4. Il Collegio, nella Camera di consiglio del 22 luglio 2014, fissata per l’esame della domanda cautelare, accertati i presupposti previsti dall’articolo 60 del Codice del processo amministrativo che consentono l’assunzione di una decisione di merito con sentenza in forma semplificata, ha avvertito le parti presenti, che non hanno eccepito alcunché, dell’eventualità di definizione del giudizio nel merito.
5. .L’appello è inammissibile. L’articolo 22, comma 2 del Codice del processo amministrativo dispone che per i giudizi davanti al Consiglio di Stato è obbligatorio il ministero di avvocato ammesso al patrocinio innanzi alle giurisdizioni superiori. Conseguentemente, non discostandosi dalla giurisprudenza di questa Sezione (ex multis, sentenza del 23 aprile 2012, n. 2398), il Collegio, accertato che l’appello è stato sottoscritto da persona non fornita della qualità necessaria per esercitare l’ufficio di difensore presso il giudice adito, deve constatare la mancanza di una valida
instaurazione del rapporto processuale per nullità dell’atto difensivo.
6. Come ha ben motivato il giudice di primo grado, il mero possesso della laurea magistrale in giurisprudenza non consente, infatti, di stare in giudizio senza l’assistenza di un difensore abilitato e iscritto al previsto albo professionale, fatta eccezione per i giudizi in materia di accesso, in materia elettorale e nei giudizi relativi al diritto dei cittadini dell’Unione Europea e dei loro familiari di circolare e soggiornare liberamente nel territorio degli Stati membri.
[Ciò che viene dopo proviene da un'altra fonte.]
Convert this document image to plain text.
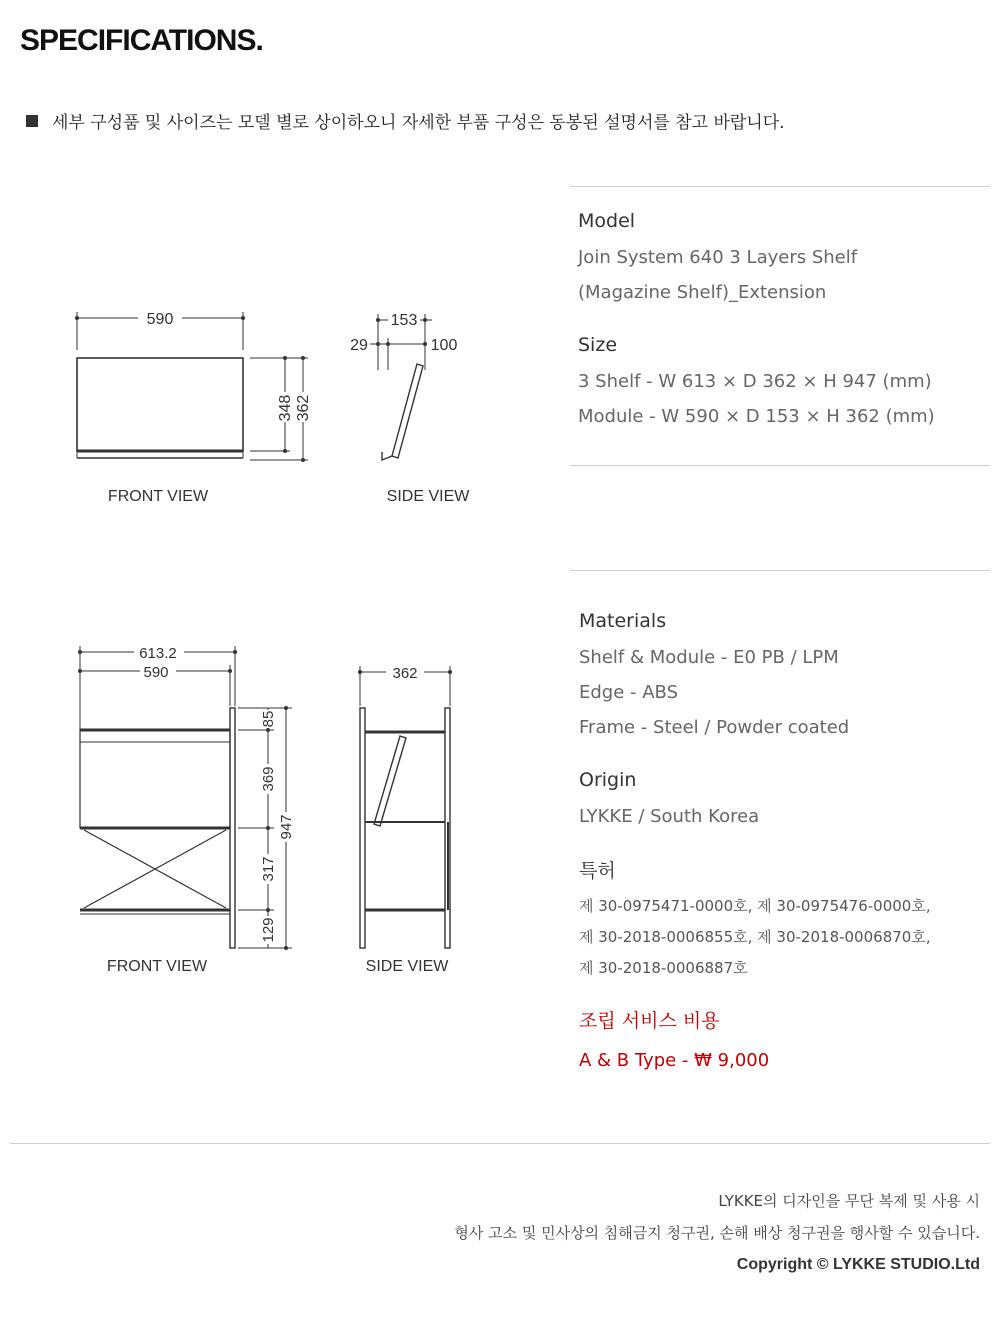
SPECIFICATIONS.
세부 구성품 및 사이즈는 모델 별로 상이하오니 자세한 부품 구성은 동봉된 설명서를 참고 바랍니다.
Model
Join System 640 3 Layers Shelf
(Magazine Shelf)_Extension
Size
3 Shelf - W 613 × D 362 × H 947 (mm)
Module - W 590 × D 153 × H 362 (mm)
Materials
Shelf & Module - E0 PB / LPM
Edge - ABS
Frame - Steel / Powder coated
Origin
LYKKE / South Korea
특허
제 30-0975471-0000호, 제 30-0975476-0000호,
제 30-2018-0006855호, 제 30-2018-0006870호,
제 30-2018-0006887호
조립 서비스 비용
A & B Type - ₩ 9,000
590
348 362
153
29	100
FRONT VIEW	SIDE VIEW
613.2
590
85
369
317
129
947
362
FRONT VIEW	SIDE VIEW
LYKKE의 디자인을 무단 복제 및 사용 시
형사 고소 및 민사상의 침해금지 청구권, 손해 배상 청구권을 행사할 수 있습니다.
Copyright © LYKKE STUDIO.Ltd
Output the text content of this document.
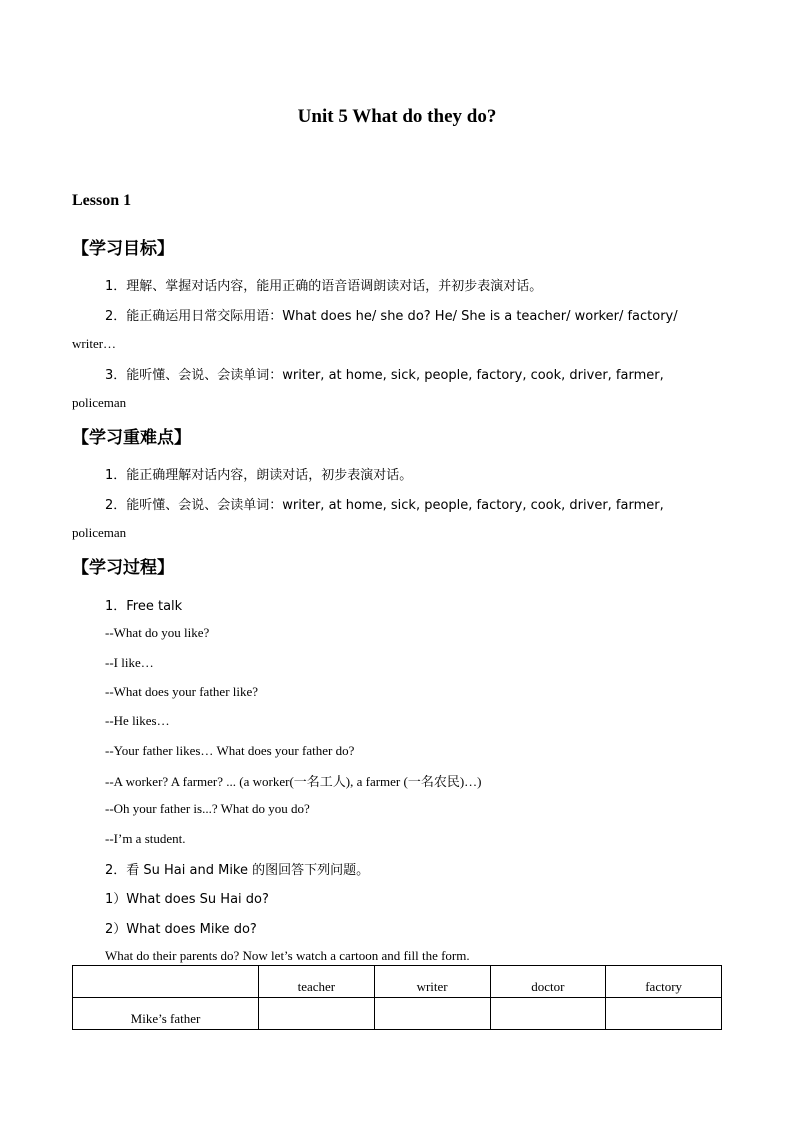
Unit 5 What do they do?
Lesson 1
【学习目标】
1．理解、掌握对话内容，能用正确的语音语调朗读对话，并初步表演对话。
2．能正确运用日常交际用语：What does he/ she do? He/ She is a teacher/ worker/ factory/
writer…
3．能听懂、会说、会读单词：writer, at home, sick, people, factory, cook, driver, farmer,
policeman
【学习重难点】
1．能正确理解对话内容，朗读对话，初步表演对话。
2．能听懂、会说、会读单词：writer, at home, sick, people, factory, cook, driver, farmer,
policeman
【学习过程】
1．Free talk
--What do you like?
--I like…
--What does your father like?
--He likes…
--Your father likes… What does your father do?
--A worker? A farmer? ... (a worker(一名工人), a farmer (一名农民)…)
--Oh your father is...? What do you do?
--I’m a student.
2．看 Su Hai and Mike 的图回答下列问题。
1）What does Su Hai do?
2）What does Mike do?
What do their parents do? Now let’s watch a cartoon and fill the form.
	teacher	writer	doctor	factory
Mike’s father				
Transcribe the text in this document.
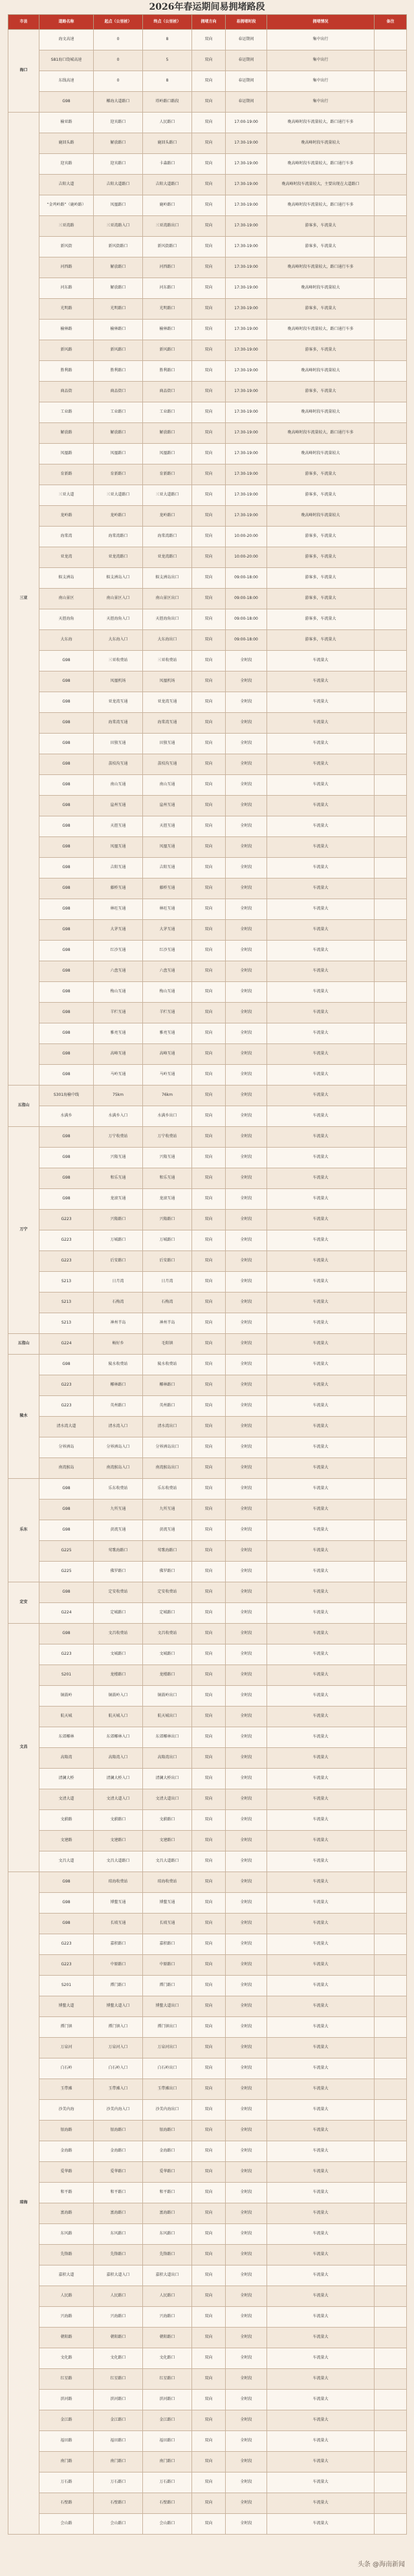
2026年春运期间易拥堵路段
市县	道路名称	起点（公里桩）	终点（公里桩）	拥堵方向	易拥堵时段	拥堵情况	备注
海口	海文高速	0	8	双向	春运期间	集中出行	
	S81海口绕城高速	0	5	双向	春运期间	集中出行	
	东线高速	0	8	双向	春运期间	集中出行	
	G98	椰海大道路口	塔岭路口路段	双向	春运期间	集中出行	
三亚	榆亚路	迎宾路口	人民路口	双向	17:00-19:00	晚高峰时段车流量较大，路口通行车多	
	鹿回头路	解放路口	鹿回头路口	双向	17:30-19:00	晚高峰时段车流量较大	
	迎宾路	迎宾路口	卡森路口	双向	17:30-19:00	晚高峰时段车流量较大，路口通行车多	
	吉阳大道	吉阳大道路口	吉阳大道路口	双向	17:30-19:00	晚高峰时段车流量较大，主要出现在大道路口	
	“金鸡岭路”（鹿岭路）	凤凰路口	鹿岭路口	双向	17:30-19:00	晚高峰时段车流量较大，路口通行车多	
	三亚湾路	三亚湾路入口	三亚湾路出口	双向	17:30-19:00	游客多，车流量大	
	新风街	新风街路口	新风街路口	双向	17:30-19:00	游客多，车流量大	
	河西路	解放路口	河西路口	双向	17:30-19:00	晚高峰时段车流量较大，路口通行车多	
	河东路	解放路口	河东路口	双向	17:30-19:00	晚高峰时段车流量较大	
	光明路	光明路口	光明路口	双向	17:30-19:00	游客多，车流量大	
	榆林路	榆林路口	榆林路口	双向	17:30-19:00	晚高峰时段车流量较大，路口通行车多	
	新风路	新风路口	新风路口	双向	17:30-19:00	游客多，车流量大	
	胜利路	胜利路口	胜利路口	双向	17:30-19:00	晚高峰时段车流量较大	
	商品街	商品街口	商品街口	双向	17:30-19:00	游客多，车流量大	
	工业路	工业路口	工业路口	双向	17:30-19:00	晚高峰时段车流量较大	
	解放路	解放路口	解放路口	双向	17:30-19:00	晚高峰时段车流量较大，路口通行车多	
	凤凰路	凤凰路口	凤凰路口	双向	17:30-19:00	晚高峰时段车流量较大	
	育新路	育新路口	育新路口	双向	17:30-19:00	游客多，车流量大	
	三亚大道	三亚大道路口	三亚大道路口	双向	17:30-19:00	游客多，车流量大	
	龙岭路	龙岭路口	龙岭路口	双向	17:30-19:00	晚高峰时段车流量较大	
	海棠湾	海棠湾路口	海棠湾路口	双向	10:00-20:00	游客多，车流量大	
	亚龙湾	亚龙湾路口	亚龙湾路口	双向	10:00-20:00	游客多，车流量大	
	蜈支洲岛	蜈支洲岛入口	蜈支洲岛出口	双向	09:00-18:00	游客多，车流量大	
	南山景区	南山景区入口	南山景区出口	双向	09:00-18:00	游客多，车流量大	
	天涯海角	天涯海角入口	天涯海角出口	双向	09:00-18:00	游客多，车流量大	
	大东海	大东海入口	大东海出口	双向	09:00-18:00	游客多，车流量大	
	G98	三亚收费站	三亚收费站	双向	全时段	车流量大	
	G98	凤凰机场	凤凰机场	双向	全时段	车流量大	
	G98	亚龙湾互通	亚龙湾互通	双向	全时段	车流量大	
	G98	海棠湾互通	海棠湾互通	双向	全时段	车流量大	
	G98	田独互通	田独互通	双向	全时段	车流量大	
	G98	荔枝沟互通	荔枝沟互通	双向	全时段	车流量大	
	G98	南山互通	南山互通	双向	全时段	车流量大	
	G98	崖州互通	崖州互通	双向	全时段	车流量大	
	G98	天涯互通	天涯互通	双向	全时段	车流量大	
	G98	凤凰互通	凤凰互通	双向	全时段	车流量大	
	G98	吉阳互通	吉阳互通	双向	全时段	车流量大	
	G98	藤桥互通	藤桥互通	双向	全时段	车流量大	
	G98	林旺互通	林旺互通	双向	全时段	车流量大	
	G98	大茅互通	大茅互通	双向	全时段	车流量大	
	G98	红沙互通	红沙互通	双向	全时段	车流量大	
	G98	六盘互通	六盘互通	双向	全时段	车流量大	
	G98	梅山互通	梅山互通	双向	全时段	车流量大	
	G98	羊栏互通	羊栏互通	双向	全时段	车流量大	
	G98	雅亮互通	雅亮互通	双向	全时段	车流量大	
	G98	高峰互通	高峰互通	双向	全时段	车流量大	
	G98	马岭互通	马岭互通	双向	全时段	车流量大	
五指山	S301海榆中线	75km	76km	双向	全时段	车流量大	
	水满乡	水满乡入口	水满乡出口	双向	全时段	车流量大	
万宁	G98	万宁收费站	万宁收费站	双向	全时段	车流量大	
	G98	兴隆互通	兴隆互通	双向	全时段	车流量大	
	G98	和乐互通	和乐互通	双向	全时段	车流量大	
	G98	龙滚互通	龙滚互通	双向	全时段	车流量大	
	G223	兴隆路口	兴隆路口	双向	全时段	车流量大	
	G223	万城路口	万城路口	双向	全时段	车流量大	
	G223	后安路口	后安路口	双向	全时段	车流量大	
	S213	日月湾	日月湾	双向	全时段	车流量大	
	S213	石梅湾	石梅湾	双向	全时段	车流量大	
	S213	神州半岛	神州半岛	双向	全时段	车流量大	
五指山	G224	畅好乡	毛阳镇	双向	全时段	车流量大	
陵水	G98	陵水收费站	陵水收费站	双向	全时段	车流量大	
	G223	椰林路口	椰林路口	双向	全时段	车流量大	
	G223	英州路口	英州路口	双向	全时段	车流量大	
	清水湾大道	清水湾入口	清水湾出口	双向	全时段	车流量大	
	分界洲岛	分界洲岛入口	分界洲岛出口	双向	全时段	车流量大	
	南湾猴岛	南湾猴岛入口	南湾猴岛出口	双向	全时段	车流量大	
乐东	G98	乐东收费站	乐东收费站	双向	全时段	车流量大	
	G98	九所互通	九所互通	双向	全时段	车流量大	
	G98	黄流互通	黄流互通	双向	全时段	车流量大	
	G225	莺歌海路口	莺歌海路口	双向	全时段	车流量大	
	G225	佛罗路口	佛罗路口	双向	全时段	车流量大	
定安	G98	定安收费站	定安收费站	双向	全时段	车流量大	
	G224	定城路口	定城路口	双向	全时段	车流量大	
文昌	G98	文昌收费站	文昌收费站	双向	全时段	车流量大	
	G223	文城路口	文城路口	双向	全时段	车流量大	
	S201	龙楼路口	龙楼路口	双向	全时段	车流量大	
	铜鼓岭	铜鼓岭入口	铜鼓岭出口	双向	全时段	车流量大	
	航天城	航天城入口	航天城出口	双向	全时段	车流量大	
	东郊椰林	东郊椰林入口	东郊椰林出口	双向	全时段	车流量大	
	高隆湾	高隆湾入口	高隆湾出口	双向	全时段	车流量大	
	清澜大桥	清澜大桥入口	清澜大桥出口	双向	全时段	车流量大	
	文清大道	文清大道入口	文清大道出口	双向	全时段	车流量大	
	文蔚路	文蔚路口	文蔚路口	双向	全时段	车流量大	
	文建路	文建路口	文建路口	双向	全时段	车流量大	
	文昌大道	文昌大道路口	文昌大道路口	双向	全时段	车流量大	
琼海	G98	琼海收费站	琼海收费站	双向	全时段	车流量大	
	G98	博鳌互通	博鳌互通	双向	全时段	车流量大	
	G98	长坡互通	长坡互通	双向	全时段	车流量大	
	G223	嘉积路口	嘉积路口	双向	全时段	车流量大	
	G223	中原路口	中原路口	双向	全时段	车流量大	
	S201	潭门路口	潭门路口	双向	全时段	车流量大	
	博鳌大道	博鳌大道入口	博鳌大道出口	双向	全时段	车流量大	
	潭门镇	潭门镇入口	潭门镇出口	双向	全时段	车流量大	
	万泉河	万泉河入口	万泉河出口	双向	全时段	车流量大	
	白石岭	白石岭入口	白石岭出口	双向	全时段	车流量大	
	玉带滩	玉带滩入口	玉带滩出口	双向	全时段	车流量大	
	沙美内海	沙美内海入口	沙美内海出口	双向	全时段	车流量大	
	银海路	银海路口	银海路口	双向	全时段	车流量大	
	金海路	金海路口	金海路口	双向	全时段	车流量大	
	爱华路	爱华路口	爱华路口	双向	全时段	车流量大	
	和平路	和平路口	和平路口	双向	全时段	车流量大	
	富海路	富海路口	富海路口	双向	全时段	车流量大	
	东风路	东风路口	东风路口	双向	全时段	车流量大	
	先锋路	先锋路口	先锋路口	双向	全时段	车流量大	
	嘉积大道	嘉积大道入口	嘉积大道出口	双向	全时段	车流量大	
	人民路	人民路口	人民路口	双向	全时段	车流量大	
	兴海路	兴海路口	兴海路口	双向	全时段	车流量大	
	朝阳路	朝阳路口	朝阳路口	双向	全时段	车流量大	
	文化路	文化路口	文化路口	双向	全时段	车流量大	
	红星路	红星路口	红星路口	双向	全时段	车流量大	
	滨河路	滨河路口	滨河路口	双向	全时段	车流量大	
	金江路	金江路口	金江路口	双向	全时段	车流量大	
	福田路	福田路口	福田路口	双向	全时段	车流量大	
	南门路	南门路口	南门路口	双向	全时段	车流量大	
	万石路	万石路口	万石路口	双向	全时段	车流量大	
	石壁路	石壁路口	石壁路口	双向	全时段	车流量大	
	会山路	会山路口	会山路口	双向	全时段	车流量大	
头条 @海南新闻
Neppure è accettabile sostenere che il diritto di stare in giudizio personalmente trovi fondamento nell’art. 24 della Costituzione o nell’articolo 6, n. 3, lett. c) della Convenzione europea per la salvaguardia dei diritti dell’uomo e delle libertà fondamentali, dal momento che, come è stato giustamente evidenziato dal giudice di primo grado nella sentenza impugnata, la Corte Costituzionale ha riconosciuto la discrezionalità del legislatore nel disciplinare i casi in cui è necessario il patrocinio di un avvocato e ha stabilito, riguardo alla citata norma della Convenzione europea, che ad essa non può attribuirsi il significato di riconoscimento di un diritto assoluto di difendersi in giudizio da sé, ma solo quello di un diritto limitato dal diritto dello Stato di emanare disposizioni relative alla necessità della presenza di un avvocato davanti ai tribunali (per tutte, ordinanza n. 460/2006 e sentenza n. 188/1980).
7. L’appello è quindi inammissibile e sussistono, comunque, sufficienti ragioni per dichiarare compensate le spese del presente grado di giudizio.
P.Q.M.
Il Consiglio di Stato in sede giurisdizionale -Sezione Sesta – pronunciando sull’appello in epigrafe (ricorso n. 3228 del 2013), lo dichiara inammissibile.
Spese compensate.
Ordina che la presente sentenza sia eseguita dall’Autorità Amministrativa.
Così deciso in Roma, nella Camera di Consiglio del giorno 22 luglio 2014, con l’intervento dei magistrati:
Giuseppe Severini – Presidente
Sergio De Felice – Consigliere
Gabriella De Michele – Consigliere
Carlo Mosca – Consigliere, Estensore
Marco Buricelli – Consigliere
Depositata in Segreteria il 9 ottobre 2014.